Sin Fast Track, Conejo Seguro

Sin Fast Track, Conejo Seguro

12 de diciembre del 2016

No es exagerado advertirlo. Pero sin la vía rápida o Fast Track, el riesgo de una descomunal conejeada al Acuerdo de Paz con las FARC es evidente. Porque refrendado el Acuerdo en el Congreso, su implementación sin este mecanismo será un irresponsable pantano santanderista que dejará en el limbo jurídico el tránsito a la vida civil de las guerrillas y sacrificará la oportunidad de poner en marcha cambios importantes para el país que atienden variables directas explicativas del alzamiento político armado. Eso lo sabe muy bien el Uribismo y demás sectores refractarios a una paz negociada, y por ello se oponen ferozmente a este mecanismo.

Al Presidente y hoy Premio Nobel del Paz Juan Manuel Santos, el Uribismo no ahorra esfuerzos en calificarlo de dictador por insistir en el Fast Track.

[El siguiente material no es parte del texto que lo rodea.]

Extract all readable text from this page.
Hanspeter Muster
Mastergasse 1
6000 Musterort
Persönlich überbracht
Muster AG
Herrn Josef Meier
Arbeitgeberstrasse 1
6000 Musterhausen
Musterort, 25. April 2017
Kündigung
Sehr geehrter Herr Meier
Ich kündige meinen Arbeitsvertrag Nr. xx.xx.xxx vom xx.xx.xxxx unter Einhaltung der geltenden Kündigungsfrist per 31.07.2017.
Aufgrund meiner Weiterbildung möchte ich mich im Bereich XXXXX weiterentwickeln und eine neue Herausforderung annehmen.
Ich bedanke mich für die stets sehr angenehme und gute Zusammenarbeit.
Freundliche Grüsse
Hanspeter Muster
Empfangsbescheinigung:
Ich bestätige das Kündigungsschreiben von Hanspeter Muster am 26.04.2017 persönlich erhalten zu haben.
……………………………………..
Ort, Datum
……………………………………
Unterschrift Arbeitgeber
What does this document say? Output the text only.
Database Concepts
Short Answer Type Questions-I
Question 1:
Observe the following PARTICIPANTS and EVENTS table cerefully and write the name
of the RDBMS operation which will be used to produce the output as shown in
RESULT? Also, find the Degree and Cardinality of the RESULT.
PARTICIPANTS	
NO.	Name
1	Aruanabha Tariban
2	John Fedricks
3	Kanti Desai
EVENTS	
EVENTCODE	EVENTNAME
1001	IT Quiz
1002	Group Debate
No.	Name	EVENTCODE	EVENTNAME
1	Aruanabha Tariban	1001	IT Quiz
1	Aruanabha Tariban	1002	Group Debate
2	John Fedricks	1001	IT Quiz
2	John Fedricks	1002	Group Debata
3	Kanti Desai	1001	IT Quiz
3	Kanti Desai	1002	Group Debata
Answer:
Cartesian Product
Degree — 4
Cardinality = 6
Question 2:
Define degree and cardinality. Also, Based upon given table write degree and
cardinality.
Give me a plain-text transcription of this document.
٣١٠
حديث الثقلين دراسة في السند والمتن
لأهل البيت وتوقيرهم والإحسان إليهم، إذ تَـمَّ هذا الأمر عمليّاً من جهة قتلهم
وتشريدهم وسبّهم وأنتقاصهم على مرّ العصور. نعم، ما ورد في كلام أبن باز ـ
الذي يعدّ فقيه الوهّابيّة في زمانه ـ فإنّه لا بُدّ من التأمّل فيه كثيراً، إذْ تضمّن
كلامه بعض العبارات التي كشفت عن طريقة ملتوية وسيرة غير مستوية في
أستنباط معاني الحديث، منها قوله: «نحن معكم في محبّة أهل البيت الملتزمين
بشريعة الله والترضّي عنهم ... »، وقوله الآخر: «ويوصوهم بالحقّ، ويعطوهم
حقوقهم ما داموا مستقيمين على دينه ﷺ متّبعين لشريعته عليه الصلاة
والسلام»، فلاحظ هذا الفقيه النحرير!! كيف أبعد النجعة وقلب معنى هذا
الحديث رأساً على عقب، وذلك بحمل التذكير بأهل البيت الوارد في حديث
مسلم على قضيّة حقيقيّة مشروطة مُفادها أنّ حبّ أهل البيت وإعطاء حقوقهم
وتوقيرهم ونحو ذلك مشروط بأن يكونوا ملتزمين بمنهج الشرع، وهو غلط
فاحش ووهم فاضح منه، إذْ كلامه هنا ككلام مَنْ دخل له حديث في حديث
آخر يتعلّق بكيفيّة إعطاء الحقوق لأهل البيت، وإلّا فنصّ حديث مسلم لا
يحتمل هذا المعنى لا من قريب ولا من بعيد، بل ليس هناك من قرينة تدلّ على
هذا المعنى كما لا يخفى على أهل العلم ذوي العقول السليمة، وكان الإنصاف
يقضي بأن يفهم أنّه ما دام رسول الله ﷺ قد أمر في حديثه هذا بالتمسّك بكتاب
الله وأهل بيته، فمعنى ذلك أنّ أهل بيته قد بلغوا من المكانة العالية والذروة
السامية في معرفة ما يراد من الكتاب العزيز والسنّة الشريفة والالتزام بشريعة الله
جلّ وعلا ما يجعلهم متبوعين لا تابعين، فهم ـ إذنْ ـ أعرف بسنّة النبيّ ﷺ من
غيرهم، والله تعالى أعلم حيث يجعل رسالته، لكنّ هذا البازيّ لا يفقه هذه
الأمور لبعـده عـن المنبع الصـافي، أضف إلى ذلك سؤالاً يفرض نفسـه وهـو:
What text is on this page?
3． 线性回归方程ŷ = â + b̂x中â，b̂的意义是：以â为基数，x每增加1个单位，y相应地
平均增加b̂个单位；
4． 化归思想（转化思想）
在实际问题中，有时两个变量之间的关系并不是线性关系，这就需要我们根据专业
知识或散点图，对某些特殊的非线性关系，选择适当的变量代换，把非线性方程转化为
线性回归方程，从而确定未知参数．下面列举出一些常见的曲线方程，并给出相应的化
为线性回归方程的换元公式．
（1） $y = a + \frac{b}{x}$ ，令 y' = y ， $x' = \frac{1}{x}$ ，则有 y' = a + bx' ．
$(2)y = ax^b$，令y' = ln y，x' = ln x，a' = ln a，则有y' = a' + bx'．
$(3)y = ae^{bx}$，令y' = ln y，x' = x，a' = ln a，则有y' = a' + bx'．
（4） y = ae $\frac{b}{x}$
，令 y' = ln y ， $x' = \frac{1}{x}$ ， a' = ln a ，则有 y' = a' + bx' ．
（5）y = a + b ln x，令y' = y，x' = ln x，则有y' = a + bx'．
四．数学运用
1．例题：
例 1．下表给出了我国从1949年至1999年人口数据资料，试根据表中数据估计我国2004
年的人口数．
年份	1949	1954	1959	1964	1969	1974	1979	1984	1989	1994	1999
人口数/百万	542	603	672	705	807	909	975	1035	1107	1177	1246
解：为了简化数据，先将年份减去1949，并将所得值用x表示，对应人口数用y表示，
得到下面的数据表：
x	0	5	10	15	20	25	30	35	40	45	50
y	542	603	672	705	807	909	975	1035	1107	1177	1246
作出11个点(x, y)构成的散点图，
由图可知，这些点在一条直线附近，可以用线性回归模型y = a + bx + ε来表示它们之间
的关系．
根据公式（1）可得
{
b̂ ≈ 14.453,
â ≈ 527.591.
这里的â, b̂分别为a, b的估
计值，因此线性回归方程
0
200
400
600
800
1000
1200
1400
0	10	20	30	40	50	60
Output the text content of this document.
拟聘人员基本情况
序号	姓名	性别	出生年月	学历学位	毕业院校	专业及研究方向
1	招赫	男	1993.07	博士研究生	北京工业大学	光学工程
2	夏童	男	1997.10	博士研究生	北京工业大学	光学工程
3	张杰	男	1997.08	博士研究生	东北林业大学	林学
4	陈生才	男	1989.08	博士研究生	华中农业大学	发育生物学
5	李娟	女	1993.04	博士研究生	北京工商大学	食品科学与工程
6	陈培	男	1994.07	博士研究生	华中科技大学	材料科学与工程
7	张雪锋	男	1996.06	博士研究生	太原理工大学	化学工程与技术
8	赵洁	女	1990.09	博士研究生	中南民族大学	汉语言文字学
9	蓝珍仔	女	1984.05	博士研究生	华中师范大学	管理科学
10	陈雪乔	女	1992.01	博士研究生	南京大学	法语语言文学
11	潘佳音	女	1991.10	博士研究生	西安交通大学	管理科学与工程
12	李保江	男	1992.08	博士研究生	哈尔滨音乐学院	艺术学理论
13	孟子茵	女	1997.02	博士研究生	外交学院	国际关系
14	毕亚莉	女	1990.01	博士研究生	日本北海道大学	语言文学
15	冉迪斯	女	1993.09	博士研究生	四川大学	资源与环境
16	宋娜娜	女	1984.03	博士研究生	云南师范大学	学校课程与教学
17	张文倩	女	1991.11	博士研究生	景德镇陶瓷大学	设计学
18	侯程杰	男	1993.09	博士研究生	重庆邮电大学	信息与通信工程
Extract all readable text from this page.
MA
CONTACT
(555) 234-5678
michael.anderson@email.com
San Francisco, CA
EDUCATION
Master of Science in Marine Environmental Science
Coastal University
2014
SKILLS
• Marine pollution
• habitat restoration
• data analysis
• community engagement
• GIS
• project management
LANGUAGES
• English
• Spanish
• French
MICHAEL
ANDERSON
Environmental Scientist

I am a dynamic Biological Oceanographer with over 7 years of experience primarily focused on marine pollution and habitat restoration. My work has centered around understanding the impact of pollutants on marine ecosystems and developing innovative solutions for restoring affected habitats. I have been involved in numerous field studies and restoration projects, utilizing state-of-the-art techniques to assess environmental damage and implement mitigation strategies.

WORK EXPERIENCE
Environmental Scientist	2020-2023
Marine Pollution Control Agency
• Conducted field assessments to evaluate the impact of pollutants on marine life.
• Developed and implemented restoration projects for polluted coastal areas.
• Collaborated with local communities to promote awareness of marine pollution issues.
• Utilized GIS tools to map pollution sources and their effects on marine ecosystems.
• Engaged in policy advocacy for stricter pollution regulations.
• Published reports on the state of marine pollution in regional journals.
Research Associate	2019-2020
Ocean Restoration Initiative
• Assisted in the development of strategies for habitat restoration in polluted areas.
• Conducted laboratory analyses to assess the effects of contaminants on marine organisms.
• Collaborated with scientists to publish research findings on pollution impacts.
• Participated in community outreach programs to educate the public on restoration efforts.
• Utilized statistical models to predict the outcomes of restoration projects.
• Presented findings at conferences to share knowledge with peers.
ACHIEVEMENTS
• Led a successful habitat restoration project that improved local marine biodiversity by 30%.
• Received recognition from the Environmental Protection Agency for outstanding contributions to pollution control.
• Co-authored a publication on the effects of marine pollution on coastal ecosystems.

Mejor dicho, el diablo repartiendo ostias, como se dice coloquialmente. Porque si alguien ha hecho gala de acomodar la Constitución al tamaño de su concepción autoritaria del Estado y de su ambición por perpetuarse en el poder, ese es Alvaro Uribe. Bien sabemos que El Presidente Santos y las FARC pudieron haber acudido simplemente al artículo 22 de la Constitución que define La Paz como un deber y un derecho de obligatorio cumplimiento para firmar e implementar el Acuerdo de Paz, sin refrendación adicional. Porque la Constitución de 1991 entregó al Ejecutivo facultades amplias para hacer La Paz con las guerrillas, contar con instrumentos legales e institucionales para cumplir los acuerdos y evitar que se repitiera el conejo que el Congreso de la República le hizo al acuerdo de paz con el M-19 cuando en diciembre de 1989 hundió la reforma política que se había pactado como condición para su desmovilización y reinserción a la vida civil.

Pero el Fast Track no fue un invento habanero. Este mecanismo que entró en vigor desde enero de 1975 en Estados Unidos bajo la presidencia de Ford, y estuvo vigente hasta 1994, permitió al Presidente Norteamericano someter al Congreso la aprobación o el rechazo en bloque de manera rápida, acuerdos especiales como por ejemplo, los acuerdos comerciales o los Tratados de Libre Comercio. El uso de la vía rápida en Estados Unidos no requirió una consulta plebiscitaria, no puso en riesgo la democracia norteamericana y sirvió como instrumento para incorporar a la legislación los compromisos adquiridos por los gobiernos demócratas y republicanos.

Sin duda, El Acuerdo de Paz es un compromiso del más alto nivel del Estado Colombiano. Compromiso que no puede ponerse en riesgo con el trámite ordinario de las reformas por el Congreso. No solo por la urgencia en la implementación de lo pactado, sino porque por la vía normal se sabe que entra al Congreso pero no se sabe que sale. Como lo dijo con toda razón el dirigente de las FARC Pastor Alape, sin Fast Track lo que entra como una criatura al Congreso puede salir convertida en un frankenstein. Para que la concentración, la desmovilización y el desarme de las FARC ocurra con paso firme y sin riesgos legales, se requiere por la vía rápida, que el Congreso apruebe por lo menos la jurisdicción especial de paz, la circunscripción especial electoral de paz y el estatuto de oposición. Para no hablar de los ajustes que se requieren a la ley de víctimas y al trámite de las reformas que nos permitan pagar la deuda histórica con el campo Colombia y en especial con los campesinos más pobres.

La Corte Constitucional debe actuar con total responsabilidad validando el uso del Fast Track de manera inmediata. Además de viabilizar la implementación del Acuerdo con las FARC, constituye un mensaje de certeza hacia La Paz que ha de venir con el ELN. Y nos salvan del pantano santanderista al que nos quieren condenar los enemigos de La Paz.